Rourke stayed on Jamie's heels, his head thundering with pain.

Jamie pounded on the thick, wooden door of Galiana's chamber, demanding to be let in.

Each time Jamie's fist hit the door, a slice of white-hot light flashed across Rourke's vision, until Rourke ordered Jamie to stop pounding before his head fell off.

He shut his eyes tight, pressing his fingers down on the lids as if that would take away the searing fire.

Suddenly the door opened, and Rourke reflexively opened his eyes wide. He jumped back, seeing a shadowy white face, gaunt, with huge dark eyes and a pointed chin. “Death,” he croaked.

The skeleton figure before him screeched with outrage, and the door was slammed in their faces.

Jamie's shoulders shook with suppressed laughter.

Rourke reached out and clapped his foster brother on the back of the neck. “You're laughing at me, Jamie?”

“Aye.”

“I can see it. A little.” Graying tones, in an indistinguishable shape, but he would know the silhouette of Jamie's broad shoulders and bushy hair anywhere.

“Ye can? Thanks be to God, Rourke. Yer blindness has been scarin' me.”

Rourke glanced at the door.

“As much as she scared me?”

Jamie burst into loud chuckles, and Rourke, feeling foolish, joined in.

“If you two are not finished mocking me, would you please leave?” Galiana's whisper could barely be heard through the door. “'Tis impolite.”

Rourke, buoyed by his newfound semi-sight, reached out and knocked against the door himself. She looked so pathetic he didn't even feel like strangling the wench anymore.

He'd thought—his hands tingled with the sensory memory of Galiana's curves and her long hair—she'd be a little bit pretty. For certes, it seemed she was not at her best. “Are you ill?” he called through the wood since she wasn't opening the door.

“Uh, just go away,” she said in a tear-filled voice.

“Lass, the men downstairs are all sick—”

Her hesitation sparked Rourke's suspicion, and he cut off Jamie, shouting, “What kind of trick did you play?”

He hoped for a quick denial, but he didn't get one.

“Galiana?” Rourke shook the handle on the door until it rattled loose.

“I, I don't know what you're talking about—I'm ill!” she yelled.

Rourke's skills at outing a liar went to waste, since she did it so poorly. “Open this door, or I will kick it down.”

He heard her sniffling tears, but it didn't stop his anger that she was denying him entry. “One … two … three …”

“Wait!”

Rourke found himself holding his breath, curious to see what apparition would open the door.

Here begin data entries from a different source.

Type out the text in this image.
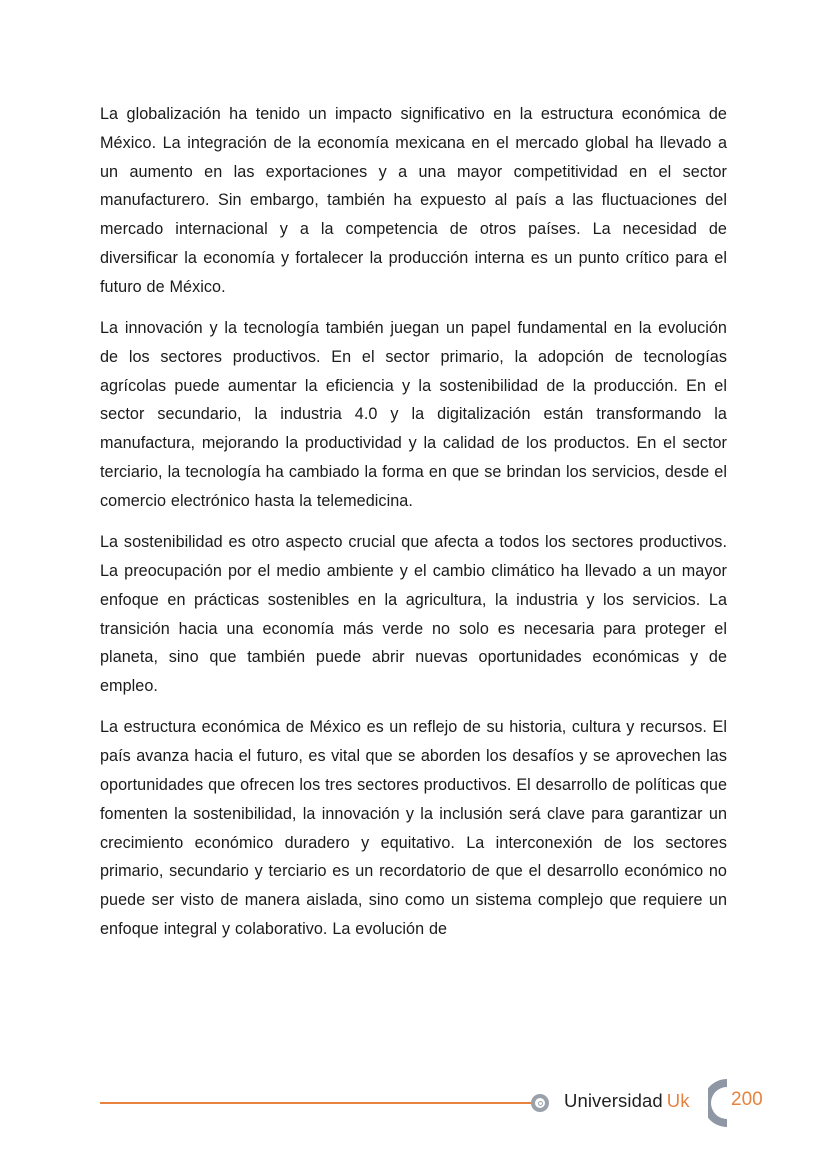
La globalización ha tenido un impacto significativo en la estructura económica de México. La integración de la economía mexicana en el mercado global ha llevado a un aumento en las exportaciones y a una mayor competitividad en el sector manufacturero. Sin embargo, también ha expuesto al país a las fluctuaciones del mercado internacional y a la competencia de otros países. La necesidad de diversificar la economía y fortalecer la producción interna es un punto crítico para el futuro de México.

La innovación y la tecnología también juegan un papel fundamental en la evolución de los sectores productivos. En el sector primario, la adopción de tecnologías agrícolas puede aumentar la eficiencia y la sostenibilidad de la producción. En el sector secundario, la industria 4.0 y la digitalización están transformando la manufactura, mejorando la productividad y la calidad de los productos. En el sector terciario, la tecnología ha cambiado la forma en que se brindan los servicios, desde el comercio electrónico hasta la telemedicina.

La sostenibilidad es otro aspecto crucial que afecta a todos los sectores productivos. La preocupación por el medio ambiente y el cambio climático ha llevado a un mayor enfoque en prácticas sostenibles en la agricultura, la industria y los servicios. La transición hacia una economía más verde no solo es necesaria para proteger el planeta, sino que también puede abrir nuevas oportunidades económicas y de empleo.

La estructura económica de México es un reflejo de su historia, cultura y recursos. El país avanza hacia el futuro, es vital que se aborden los desafíos y se aprovechen las oportunidades que ofrecen los tres sectores productivos. El desarrollo de políticas que fomenten la sostenibilidad, la innovación y la inclusión será clave para garantizar un crecimiento económico duradero y equitativo. La interconexión de los sectores primario, secundario y terciario es un recordatorio de que el desarrollo económico no puede ser visto de manera aislada, sino como un sistema complejo que requiere un enfoque integral y colaborativo. La evolución de

Universidad Uk 200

When it slowly creaked inward, Rourke impatiently pushed it farther. Jamie was at his back as they entered the dark chamber.

“You can see me?” Galiana said from within the confines of a large, hooded fur robe.

“Not wrapped in that, my lady,” Rourke snorted with irritation. “Are you well?”

“Well,” she sniffed, “I still have a slight ache at my throat,” she produced a pitiful cough, “and my eyes are watering. You scared me, knocking at the door like that. Really, Rourke, you can see?”

“Shapes, features, no colors, but I'm not complaining. What are you up to, Galiana, that you are hiding yourself?” Rourke could be just as single-minded as she.

“I don't feel well, sir, so please—just stay back.”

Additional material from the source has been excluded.